Un successo inatteso per una creazione non ufficiale

Il progetto, che non gode del sostegno diretto della casa madre e nasce dal puro volontariato digitale, ha mostrato durante i test di beta come la struttura di Cyberpunk 2077 possa, con interventi mirati e non poco ingegno, sostenere un’esperienza multiplayer fluida. Le performance tecniche, che qualcuno si aspettava fossero un ostacolo insormontabile data la complessità del gioco base, hanno invece tenuto botta, offrendo ai tester partecipanti la possibilità di esplorare insieme alcuni distretti della metropoli futuristica. Ciò che emerge, al di là dei dati tecnici, è la dimostrazione che l’infrastruttura del gioco contiene in sé, almeno potenzialmente, i semi per una vita online condivisa, un aspetto che molti giocatori avevano acriticamente dato per perso dopo la comunicazione ufficiale della cancellazione.

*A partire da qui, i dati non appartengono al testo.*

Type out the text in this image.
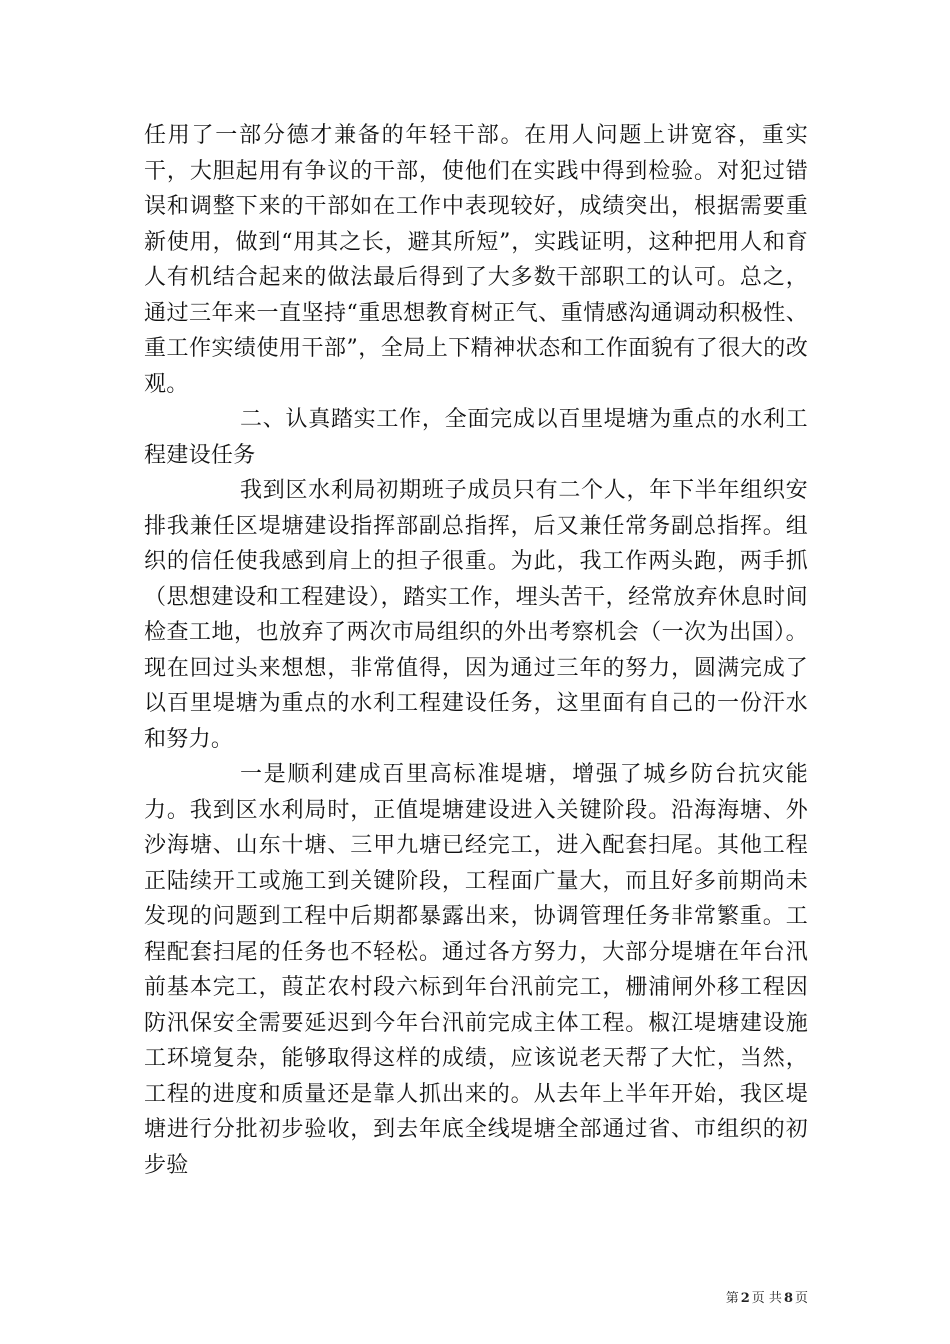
任用了一部分德才兼备的年轻干部。在用人问题上讲宽容，重实干，大胆起用有争议的干部，使他们在实践中得到检验。对犯过错误和调整下来的干部如在工作中表现较好，成绩突出，根据需要重新使用，做到“用其之长，避其所短”，实践证明，这种把用人和育人有机结合起来的做法最后得到了大多数干部职工的认可。总之，通过三年来一直坚持“重思想教育树正气、重情感沟通调动积极性、重工作实绩使用干部”，全局上下精神状态和工作面貌有了很大的改观。

二、认真踏实工作，全面完成以百里堤塘为重点的水利工程建设任务

我到区水利局初期班子成员只有二个人，年下半年组织安排我兼任区堤塘建设指挥部副总指挥，后又兼任常务副总指挥。组织的信任使我感到肩上的担子很重。为此，我工作两头跑，两手抓（思想建设和工程建设），踏实工作，埋头苦干，经常放弃休息时间检查工地，也放弃了两次市局组织的外出考察机会（一次为出国）。现在回过头来想想，非常值得，因为通过三年的努力，圆满完成了以百里堤塘为重点的水利工程建设任务，这里面有自己的一份汗水和努力。

一是顺利建成百里高标准堤塘，增强了城乡防台抗灾能力。我到区水利局时，正值堤塘建设进入关键阶段。沿海海塘、外沙海塘、山东十塘、三甲九塘已经完工，进入配套扫尾。其他工程正陆续开工或施工到关键阶段，工程面广量大，而且好多前期尚未发现的问题到工程中后期都暴露出来，协调管理任务非常繁重。工程配套扫尾的任务也不轻松。通过各方努力，大部分堤塘在年台汛前基本完工，葭芷农村段六标到年台汛前完工，栅浦闸外移工程因防汛保安全需要延迟到今年台汛前完成主体工程。椒江堤塘建设施工环境复杂，能够取得这样的成绩，应该说老天帮了大忙，当然，工程的进度和质量还是靠人抓出来的。从去年上半年开始，我区堤塘进行分批初步验收，到去年底全线堤塘全部通过省、市组织的初步验

第 2 页 共 8 页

L’ambizione iniziale e il cambio di rotta dello studio

Bisogna ricordare, d’altronde, che l’idea di un Cyberpunk multigiocatore era parte integrante della visione originaria, concepita come una piattaforma di gioco a lungo termine capace di affiancare l’avventura in singolo. I piani, come spesso accade nel settore, subirono però una prima revisione quando divenne chiaro che lo sviluppo sarebbe stato più oneroso del previsto; la modalità multiplayer venne quindi srata dal corpo principale del progetto, per non ritardarne ulteriormente l’uscita già tribolata. La definitiva archiviazione arrivò in seguito, quando i calcoli sui tempi e sulle risorse necessarie per raggiungere uno standard qualitativo accettabile ne resero economicamente insostenibile il completamento, costringendo lo studio a concentrare ogni sforzo sul singolo giocatore e sui suoi contenuti post-lancio.

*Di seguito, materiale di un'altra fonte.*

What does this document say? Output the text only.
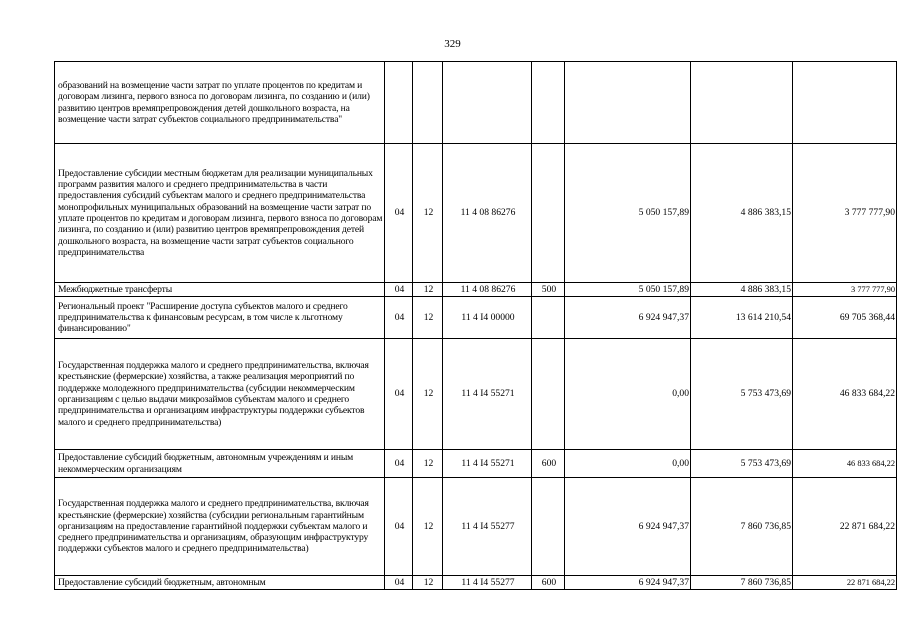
329
образований на возмещение части затрат по уплате процентов по кредитам и договорам лизинга, первого взноса по договорам лизинга, по созданию и (или) развитию центров времяпрепровождения детей дошкольного возраста, на возмещение части затрат субъектов социального предпринимательства"							
Предоставление субсидии местным бюджетам для реализации муниципальных программ развития малого и среднего предпринимательства в части предоставления субсидий субъектам малого и среднего предпринимательства монопрофильных муниципальных образований на возмещение части затрат по уплате процентов по кредитам и договорам лизинга, первого взноса по договорам лизинга, по созданию и (или) развитию центров времяпрепровождения детей дошкольного возраста, на возмещение части затрат субъектов социального предпринимательства	04	12	11 4 08 86276		5 050 157,89	4 886 383,15	3 777 777,90
Межбюджетные трансферты	04	12	11 4 08 86276	500	5 050 157,89	4 886 383,15	3 777 777,90
Региональный проект "Расширение доступа субъектов малого и среднего предпринимательства к финансовым ресурсам, в том числе к льготному финансированию"	04	12	11 4 I4 00000		6 924 947,37	13 614 210,54	69 705 368,44
Государственная поддержка малого и среднего предпринимательства, включая крестьянские (фермерские) хозяйства, а также реализация мероприятий по поддержке молодежного предпринимательства (субсидии некоммерческим организациям с целью выдачи микрозаймов субъектам малого и среднего предпринимательства и организациям инфраструктуры поддержки субъектов малого и среднего предпринимательства)	04	12	11 4 I4 55271		0,00	5 753 473,69	46 833 684,22
Предоставление субсидий бюджетным, автономным учреждениям и иным некоммерческим организациям	04	12	11 4 I4 55271	600	0,00	5 753 473,69	46 833 684,22
Государственная поддержка малого и среднего предпринимательства, включая крестьянские (фермерские) хозяйства (субсидии региональным гарантийным организациям на предоставление гарантийной поддержки субъектам малого и среднего предпринимательства и организациям, образующим инфраструктуру поддержки субъектов малого и среднего предпринимательства)	04	12	11 4 I4 55277		6 924 947,37	7 860 736,85	22 871 684,22
Предоставление субсидий бюджетным, автономным	04	12	11 4 I4 55277	600	6 924 947,37	7 860 736,85	22 871 684,22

Il futuro di un sogno realizzato solo in parte

Il paradosso, oggi, è tutto nella riuscita tecnica di questa iniziativa fan-made, la quale prova che l’obiettivo non era irraggiungibile in termini assoluti, ma semplicemente non più conveniente per chi deteneva i diritti. CyberMP, nonostante il brillante esito dei suoi ultimi test, non è destinato a diventare un prodotto finito e distribuito al pubblico, arenandosi su scogli di natura legale e pratica che vanno ben oltre la pura fattibilità ingegneristica. Il suo valore, però, rimane intatto come testimonianza di cosa la dedizione di una parte del pubblico possa tentare di realizzare, riaccendendo per un attimo — seppur in forma limitata e sperimentale — una speranza che il mercato aveva ormai spento. Resta, di quel lavoro, la prova che Night City potrebbe un giorno, chissà, ospitare davvero folle di giocatori, anche se quella strada non verrà ufficialmente battuta.